5. Payment made under an invalid Act or rule is a payment under a mistake of law, which cannot be and is not disputed. In State of Madhya Pradesh v. Bhailal Bhai : 6SCR261 , it was held (at p. 457):
'A portion of the tax thus assessed has been already paid by the petitioners. It cannot now be disputed that this payment was made under a mistake within Section 72 of the Indian Contract Act and so the Government to whom the payment has been made by mistake must in law repay it.'
6. Therefore, determination of capital employed for benefit under Section 80J both by the petitioner and the ITO under Rule 19A(3), which was subsequently held to be ultra vires, was invalid and payment of tax in consequence thereof was under a mistake of law. Effect of declaration of the rule as invalid extended to the date of its enactment. In law, it shall be deemed to have been non-existent.
7. Realising the futility of resistance on merits, the learned standing counsel for the Commissioner vehemently urged that the orders having been passed in the year 1973 and 1974, the petitioner was guilty of laches and this court should not exercise its extraordinary jurisdiction in favour of a person who was asleep and not watchful and diligent. We do not agree that the petitioner can be considered to be optimistically asleep, as was held in Raja Jagdambika Pratap Narain Singh v. CBDT : 100ITR698(SC) , or it could pursue its remedy before Revenue authorities.
8. In Dhulabhai v. State of Madhya Pradesh : 3SCR662 , it was held by the Supreme Court that provisions of a particular Act as ultra vires could not be raised before the taxing authorities or even before the High Court in reference proceedings. In such circumstances, the remedy was to approach by way of writ of certiorari which may include direction for refund as well. The petitioner, therefore, could not have approached the authorities under the Act who were debarred from adjudicating on the vires of the Rules.
9. But within what time The answer was given by the Supreme Court in Aluminium Industries  16 STC 689 (SC), where it observed:
'If refund is not made, remedy through court is open subject to the same restriction and also to the period of limitations (See article 94 of the Limitation Act, 1908), namely, three years from the date when the mistake becomes known to the person who has made the payment by mistake.'
10. The petitioner became aware of the mistake in December, 1977, and it approached this court in February, 1978, and it cannot be said that it was asleep so as to deprive it of its remedy under article 226 of the Constitution. Further, the petitioner has sought quashing of part of the order relating to Section 80J which were void and illegal being based on an invalid rule.

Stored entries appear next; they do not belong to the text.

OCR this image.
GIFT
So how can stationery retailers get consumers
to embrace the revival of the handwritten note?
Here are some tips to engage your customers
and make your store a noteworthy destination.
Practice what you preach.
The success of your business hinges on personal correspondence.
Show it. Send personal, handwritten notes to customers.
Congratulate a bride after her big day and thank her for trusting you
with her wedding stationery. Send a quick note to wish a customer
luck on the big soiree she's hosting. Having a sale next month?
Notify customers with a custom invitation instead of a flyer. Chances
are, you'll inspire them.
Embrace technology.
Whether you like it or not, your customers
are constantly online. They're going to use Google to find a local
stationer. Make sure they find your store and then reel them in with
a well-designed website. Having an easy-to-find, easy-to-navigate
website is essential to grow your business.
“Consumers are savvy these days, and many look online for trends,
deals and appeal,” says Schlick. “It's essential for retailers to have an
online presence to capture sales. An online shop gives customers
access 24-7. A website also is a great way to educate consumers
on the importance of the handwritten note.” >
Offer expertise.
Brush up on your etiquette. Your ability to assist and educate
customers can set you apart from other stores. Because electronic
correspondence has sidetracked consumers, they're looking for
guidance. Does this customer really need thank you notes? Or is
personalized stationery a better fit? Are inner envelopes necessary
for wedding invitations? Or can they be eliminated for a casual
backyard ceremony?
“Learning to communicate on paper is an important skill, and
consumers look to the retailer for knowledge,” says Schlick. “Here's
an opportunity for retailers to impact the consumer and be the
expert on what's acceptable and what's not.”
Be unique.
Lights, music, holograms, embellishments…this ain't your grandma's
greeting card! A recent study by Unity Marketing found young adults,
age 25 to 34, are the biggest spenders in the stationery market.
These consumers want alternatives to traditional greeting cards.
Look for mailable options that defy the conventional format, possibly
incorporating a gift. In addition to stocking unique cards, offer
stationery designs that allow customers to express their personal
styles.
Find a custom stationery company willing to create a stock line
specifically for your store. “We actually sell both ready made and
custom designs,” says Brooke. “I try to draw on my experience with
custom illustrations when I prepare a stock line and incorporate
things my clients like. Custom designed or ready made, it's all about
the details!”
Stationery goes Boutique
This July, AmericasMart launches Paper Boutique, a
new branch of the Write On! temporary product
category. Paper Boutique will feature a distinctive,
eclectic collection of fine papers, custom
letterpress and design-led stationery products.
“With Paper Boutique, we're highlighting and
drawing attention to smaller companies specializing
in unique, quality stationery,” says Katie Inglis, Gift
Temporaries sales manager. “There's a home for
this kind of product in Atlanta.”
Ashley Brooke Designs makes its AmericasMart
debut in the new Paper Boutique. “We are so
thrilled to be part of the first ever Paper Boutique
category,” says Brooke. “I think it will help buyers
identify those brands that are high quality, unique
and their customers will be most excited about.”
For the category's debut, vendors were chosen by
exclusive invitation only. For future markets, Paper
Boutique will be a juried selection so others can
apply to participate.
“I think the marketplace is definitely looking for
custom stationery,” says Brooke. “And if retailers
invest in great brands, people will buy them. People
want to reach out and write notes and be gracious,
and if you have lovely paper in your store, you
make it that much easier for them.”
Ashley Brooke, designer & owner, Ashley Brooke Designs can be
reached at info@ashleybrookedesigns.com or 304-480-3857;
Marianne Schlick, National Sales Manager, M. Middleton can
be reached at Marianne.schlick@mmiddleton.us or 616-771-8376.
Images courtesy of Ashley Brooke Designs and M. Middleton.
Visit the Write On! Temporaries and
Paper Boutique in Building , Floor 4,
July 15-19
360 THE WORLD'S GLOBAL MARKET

11. True, the remedy to file appeals, etc., had become barred but the principle of statutory finality was not available as the order computing benefit under Section 80J suffered from an inherent defect that it was illegal, being based on a rule which was ultra vires. In Raja J.P.N. Singh's case : 100ITR698(SC) , a distinction was drawn between exemptions claimed from taxation and levy being invalid. It was observed (p. 703):
'Merely because an order has been passed by the officer and has not been appealed against, it does not become legal and final if otherwise it is void.'
12. And if this be so, as it is in this case, then the petitioner's only remedy was to approach this court. While examining the scope of the writ jurisdiction and the remedy under statute, it was observed in Raja J.P.N. Singh's case : 100ITR698(SC) :
'The surviving issue of some moment is whether the writ jurisdiction is muzzled by statutory finality to orders regardless of their illegality. We think not. If the levy is illegal the constitutional remedy goes into action.....'
13. In the result, the petition succeeds and is allowed. The orders dated 24th January, 1973, and 30th October, 1974, passed by the ITO and the AAC so far as they relate to benefit under Section 80J of the Act and the order dated 16th November, 1974, passed by the ITO computing the benefit under Section 80J are quashed. The ITO is directed to recompute the benefit under Section 80J for assessment year 1970-71 in respect of both the first and second phases of expansion in accordance with law. He is further directed to refund the amount found due after recalculation of the benefit. The petitioner shall be entitled to its costs.